Tesoro di Como: situazione bloccata dal TAR fino al 2027

I giudici del Tribunale amministrativo regionale della Lombardia, infatti, hanno congelato la situazione almeno fino al 2027 e sul contenzioso fra lo Stato italiano e Officine Immobiliari, la società comasca che effettuò la causale scoperta delle 1000 monete d’oro tardo imperiali nel cantiere di Via Diaz (ex Teatro Cressoni) non può essere scritta ancora la parola “fine”.

Secondo la normativa italiana,  infatti, Officine Immobiliari ha diritto a un premio di rinvenimento sul Tesoro di Como e si era parlato di 453.000 euro, ossia il 9,25% su un valore delle monete stimato dal Ministero della Cultura in 4,9 milioni di euro; in realtà il valore dell’eccezionale complesso numismatico sarebbe ben più elevato, compreso tra i 9 e gli 11 milioni di euro come stabilito da un ente terzo londinese.

Quale che sia il valore “ragionevole” per il premio di rinvenimento del Tesoro di Como, nonostante le tre cause vinte da Officine Immobiliari presso il Consiglio di Stato la situazione appare a un punto morto, con l’unico effetto che anche l’esposizione delle monete, sbandierata più volte come imminente, dovrà essere posticipata fino a non si sa quando.

L’allestimento e l’apertura al pubblico si allontanano

Una situazione che amareggia, soprattutto perché il Tesoro di Como è destinato a rimanese ancora a lungo nei cassetti della Soprintendenza, dove già “riposa” da anni. Era infatti il 5 settembre del 2018 quando sotto l’ex Teatro Cressoni venne alla luce l’anfora con le mille monete romane di epoca tardo imperiale, un ritrovamento che fece notizia in tutto il mondo e che l’allora ministro dei Beni culturali, Alberto Bonisoli, definì come “la scoperta più importante dell’archeologia dopo Aquileia”.
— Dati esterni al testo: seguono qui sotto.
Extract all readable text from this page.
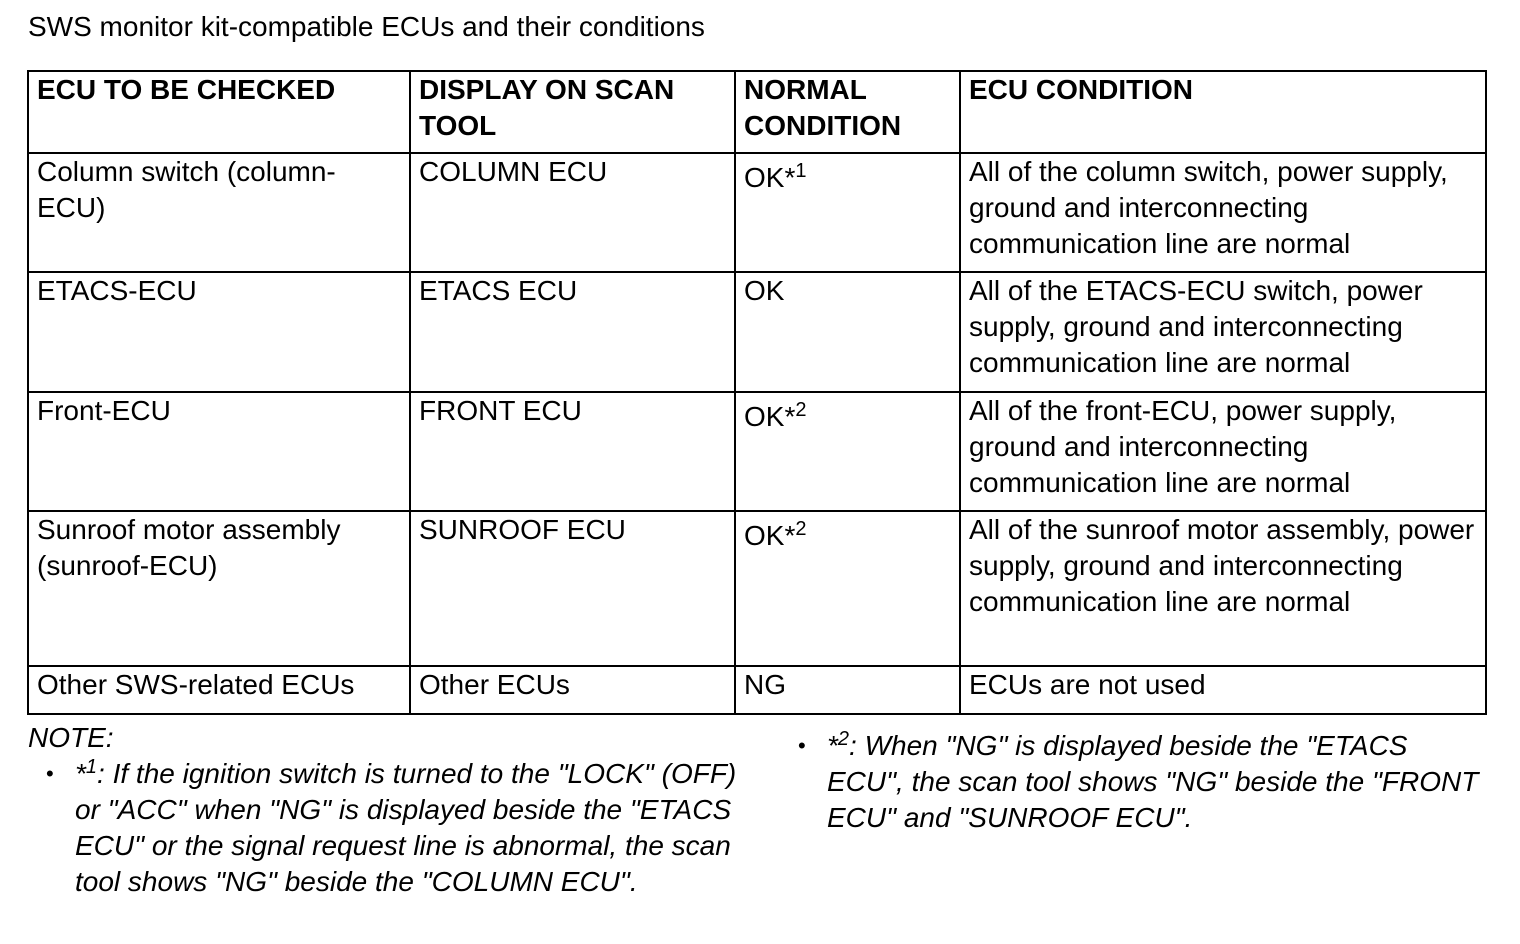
SWS monitor kit-compatible ECUs and their conditions
ECU TO BE CHECKED	DISPLAY ON SCAN TOOL	NORMAL CONDITION	ECU CONDITION
Column switch (column-ECU)	COLUMN ECU	OK*$^1$	All of the column switch, power supply, ground and interconnecting communication line are normal
ETACS-ECU	ETACS ECU	OK	All of the ETACS-ECU switch, power supply, ground and interconnecting communication line are normal
Front-ECU	FRONT ECU	OK*$^2$	All of the front-ECU, power supply, ground and interconnecting communication line are normal
Sunroof motor assembly (sunroof-ECU)	SUNROOF ECU	OK*$^2$	All of the sunroof motor assembly, power supply, ground and interconnecting communication line are normal
Other SWS-related ECUs	Other ECUs	NG	ECUs are not used
NOTE:
• *$^1$: If the ignition switch is turned to the "LOCK" (OFF) or "ACC" when "NG" is displayed beside the "ETACS ECU" or the signal request line is abnormal, the scan tool shows "NG" beside the "COLUMN ECU".
• *$^2$: When "NG" is displayed beside the "ETACS ECU", the scan tool shows "NG" beside the "FRONT ECU" and "SUNROOF ECU".
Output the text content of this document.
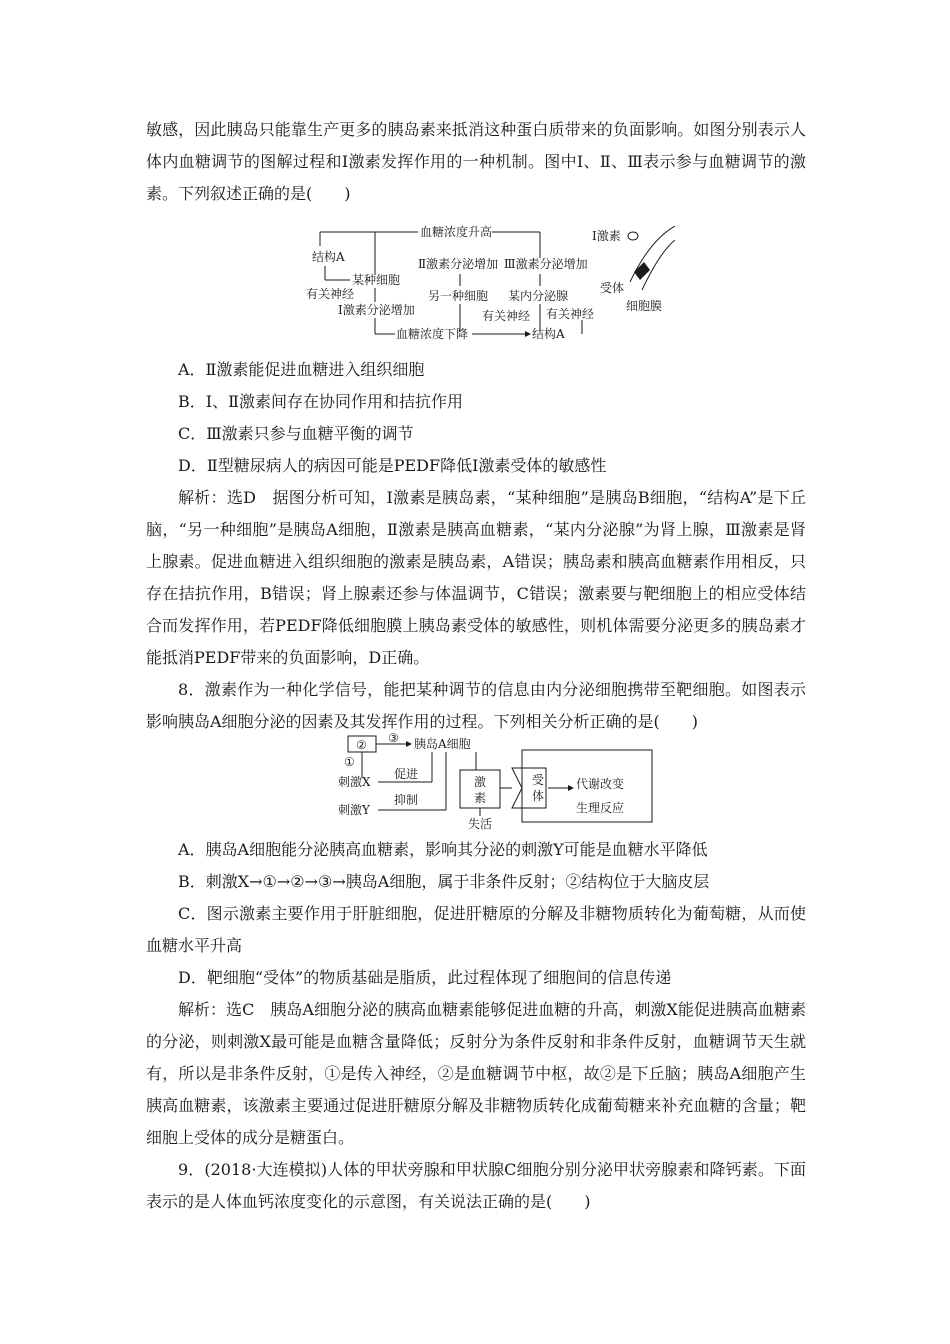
敏感，因此胰岛只能靠生产更多的胰岛素来抵消这种蛋白质带来的负面影响。如图分别表示人体内血糖调节的图解过程和Ⅰ激素发挥作用的一种机制。图中Ⅰ、Ⅱ、Ⅲ表示参与血糖调节的激素。下列叙述正确的是(　　)

血糖浓度升高
结构A
某种细胞
有关神经
Ⅰ激素分泌增加
Ⅱ激素分泌增加 Ⅲ激素分泌增加
另一种细胞 某内分泌腺
有关神经 有关神经
血糖浓度下降	结构A
Ⅰ激素
受体
细胞膜

A．Ⅱ激素能促进血糖进入组织细胞

B．Ⅰ、Ⅱ激素间存在协同作用和拮抗作用

C．Ⅲ激素只参与血糖平衡的调节

D．Ⅱ型糖尿病人的病因可能是PEDF降低Ⅰ激素受体的敏感性

解析：选D　据图分析可知，Ⅰ激素是胰岛素，“某种细胞”是胰岛B细胞，“结构A”是下丘脑，“另一种细胞”是胰岛A细胞，Ⅱ激素是胰高血糖素，“某内分泌腺”为肾上腺，Ⅲ激素是肾上腺素。促进血糖进入组织细胞的激素是胰岛素，A错误；胰岛素和胰高血糖素作用相反，只存在拮抗作用，B错误；肾上腺素还参与体温调节，C错误；激素要与靶细胞上的相应受体结合而发挥作用，若PEDF降低细胞膜上胰岛素受体的敏感性，则机体需要分泌更多的胰岛素才能抵消PEDF带来的负面影响，D正确。

8．激素作为一种化学信号，能把某种调节的信息由内分泌细胞携带至靶细胞。如图表示影响胰岛A细胞分泌的因素及其发挥作用的过程。下列相关分析正确的是(　　)

② ③ 胰岛A细胞
①
刺激X
促进
刺激Y
抑制
激
素
失活
受
体
代谢改变
生理反应

A．胰岛A细胞能分泌胰高血糖素，影响其分泌的刺激Y可能是血糖水平降低

B．刺激X→①→②→③→胰岛A细胞，属于非条件反射；②结构位于大脑皮层

C．图示激素主要作用于肝脏细胞，促进肝糖原的分解及非糖物质转化为葡萄糖，从而使血糖水平升高

D．靶细胞“受体”的物质基础是脂质，此过程体现了细胞间的信息传递

解析：选C　胰岛A细胞分泌的胰高血糖素能够促进血糖的升高，刺激X能促进胰高血糖素的分泌，则刺激X最可能是血糖含量降低；反射分为条件反射和非条件反射，血糖调节天生就有，所以是非条件反射，①是传入神经，②是血糖调节中枢，故②是下丘脑；胰岛A细胞产生胰高血糖素，该激素主要通过促进肝糖原分解及非糖物质转化成葡萄糖来补充血糖的含量；靶细胞上受体的成分是糖蛋白。

9．(2018·大连模拟)人体的甲状旁腺和甲状腺C细胞分别分泌甲状旁腺素和降钙素。下面表示的是人体血钙浓度变化的示意图，有关说法正确的是(　　)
Fiumi d’inchiostro e centinaia di pagine digitali sono stati scritti da allora sul tesoretto numismatico e le vicende che lo hanno visto protagonista: per rendersi conto dell’eco in Italia e non solo basta consultare la sterminata rassegna stampa dal 2018 a oggi.

Tra gli ultimi articoli, apparso pochi giorni fa nell’edizione online de Il Giorno riportiamo le parole di Saba Dell’Oca, amministratore di Officine Immobiliari: “Ci sentiamo presi in giro. Noi abbiamo trovato le monete. Siamo proprietari e scopritori. Nessuno sapeva che lì sotto ci fosse un tesoro, non era stato programmato nessuno scavo. È una follia essere arrivati a questo scontro, perché Como è la città del ritrovamento e le monete potevano già essere a disposizione di tutti”.

Una vicenda che incentiverà a nascondere invece che a rivelare

E ancora: “È una vicenda che incentiverà altri a nascondere invece che rivelare. Incoraggerà a portare questi beni all’estero e rivenderli. Se è vero che l’Italia detiene l’80% del patrimonio mondiale dell’archeologia, è stupido che lo Stato non incentivi i cittadini che hanno scoperto tesori a non intascarli. Abbiamo speso un sacco di soldi, ma non molleremo nella maniera più assoluta, almeno affinché venga riscritta la legge sui ritrovamenti”.

Ci sentiamo presi in giro anche noi, e condividiamo ogni sua parola.